Once inside, PHASEJAM injects a malicious function into the Connect Secure update mechanism, simulating an upgrade process to conceal its malicious activities. If an administrator attempts to upgrade the software, the function displays a convincing upgrade process with step-by-step progress indicators, complete with mock dots and numbers, to distract from its true intentions.

In addition to PHASEJAM, attackers are also using SPAWNANT malware on some devices, which disables an integrity checker tool (ICT) that Ivanti has built into recent VPN versions. This allows the malware to replace the expected SHA256 cryptographic hash of a core file with the actual infected version, rendering the integrity checker useless.

The attacks highlight the critical importance of timely patching and vigilance in the face of sophisticated cyber threats.

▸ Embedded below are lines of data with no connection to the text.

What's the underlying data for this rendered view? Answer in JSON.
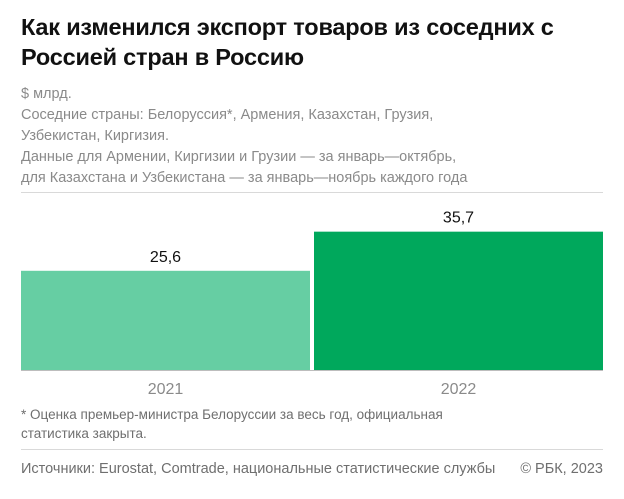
{
  "chart_data": {
    "type": "bar",
    "title": "Как изменился экспорт товаров из соседних с Россией стран в Россию",
    "subtitle": [
      "$ млрд.",
      "Соседние страны: Белоруссия*, Армения, Казахстан, Грузия,",
      "Узбекистан, Киргизия.",
      "Данные для Армении, Киргизии и Грузии — за январь—октябрь,",
      "для Казахстана и Узбекистана — за январь—ноябрь каждого года"
    ],
    "categories": [
      "2021",
      "2022"
    ],
    "values": [
      25.6,
      35.7
    ],
    "value_labels": [
      "25,6",
      "35,7"
    ],
    "ylabel": "$ млрд.",
    "ylim": [
      0,
      40
    ],
    "grid": false,
    "colors": [
      "#66cea3",
      "#00a85c"
    ]
  },
  "footnote": [
    "* Оценка премьер-министра Белоруссии за весь год, официальная",
    "статистика закрыта."
  ],
  "source": "Источники: Eurostat, Comtrade, национальные статистические службы",
  "copyright": "© РБК, 2023",
  "colors": {
    "separator": "#d9d9d9",
    "baseline": "#bdbdbd",
    "muted_text": "#8a8a8a"
  }
}
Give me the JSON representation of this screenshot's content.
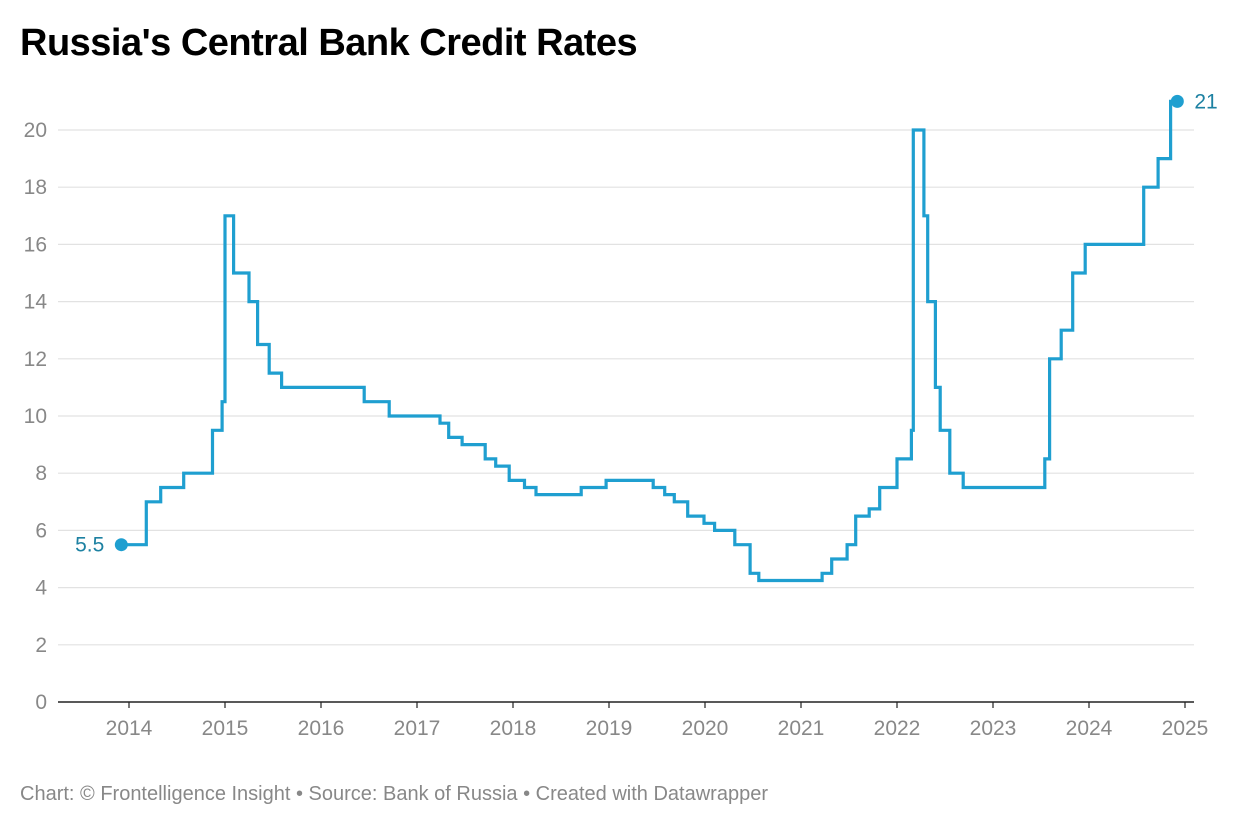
{
  "title": "Russia's Central Bank Credit Rates",
  "footer": {
    "text": "Chart: © Frontelligence Insight • Source: Bank of Russia • Created with Datawrapper"
  },
  "colors": {
    "line": "#1f9fd0",
    "label": "#1d81a2",
    "grid": "#e2e2e2",
    "axis": "#222222",
    "tick": "#888888"
  },
  "chart_data": {
    "type": "line",
    "title": "Russia's Central Bank Credit Rates",
    "xlabel": "",
    "ylabel": "",
    "xlim": [
      2013.4,
      2025.1
    ],
    "ylim": [
      0,
      21.5
    ],
    "grid": true,
    "line_shape": "step",
    "x_ticks": [
      "2014",
      "2015",
      "2016",
      "2017",
      "2018",
      "2019",
      "2020",
      "2021",
      "2022",
      "2023",
      "2024",
      "2025"
    ],
    "y_ticks": [
      "0",
      "2",
      "4",
      "6",
      "8",
      "10",
      "12",
      "14",
      "16",
      "18",
      "20"
    ],
    "series": [
      {
        "x": [
          2013.92,
          2014.18,
          2014.33,
          2014.57,
          2014.87,
          2014.97,
          2015.0,
          2015.09,
          2015.25,
          2015.34,
          2015.46,
          2015.59,
          2016.45,
          2016.71,
          2017.24,
          2017.33,
          2017.47,
          2017.71,
          2017.82,
          2017.96,
          2018.12,
          2018.24,
          2018.71,
          2018.97,
          2019.46,
          2019.58,
          2019.68,
          2019.82,
          2019.99,
          2020.1,
          2020.31,
          2020.47,
          2020.56,
          2021.22,
          2021.32,
          2021.48,
          2021.57,
          2021.71,
          2021.82,
          2022.0,
          2022.15,
          2022.17,
          2022.28,
          2022.32,
          2022.4,
          2022.45,
          2022.55,
          2022.69,
          2023.54,
          2023.59,
          2023.62,
          2023.71,
          2023.83,
          2023.96,
          2024.57,
          2024.72,
          2024.85,
          2024.92
        ],
        "y": [
          5.5,
          7.0,
          7.5,
          8.0,
          9.5,
          10.5,
          17.0,
          15.0,
          14.0,
          12.5,
          11.5,
          11.0,
          10.5,
          10.0,
          9.75,
          9.25,
          9.0,
          8.5,
          8.25,
          7.75,
          7.5,
          7.25,
          7.5,
          7.75,
          7.5,
          7.25,
          7.0,
          6.5,
          6.25,
          6.0,
          5.5,
          4.5,
          4.25,
          4.5,
          5.0,
          5.5,
          6.5,
          6.75,
          7.5,
          8.5,
          9.5,
          20.0,
          17.0,
          14.0,
          11.0,
          9.5,
          8.0,
          7.5,
          8.5,
          12.0,
          12.0,
          13.0,
          15.0,
          16.0,
          18.0,
          19.0,
          21.0,
          21.0
        ]
      }
    ],
    "annotations": [
      {
        "text": "5.5",
        "x": 2013.92,
        "y": 5.5,
        "side": "left"
      },
      {
        "text": "21",
        "x": 2024.92,
        "y": 21.0,
        "side": "right"
      }
    ]
  }
}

Mandiant noted that if an ICS administrator attempts an upgrade, the function displays a visually convincing upgrade process that shows each of the steps along with various numbers of dots to mimic a running process. This serves as a stark reminder that even well-established security solutions can be vulnerable to exploitation.

Organizations relying on Ivanti VPNs must take immediate action to protect their networks. This includes patching the vulnerable software, conducting regular security audits, and staying vigilant for signs of suspicious activity. With the rise of advanced threat actors and increasingly sophisticated malware, vigilance is essential to preventing devastating cyber incidents.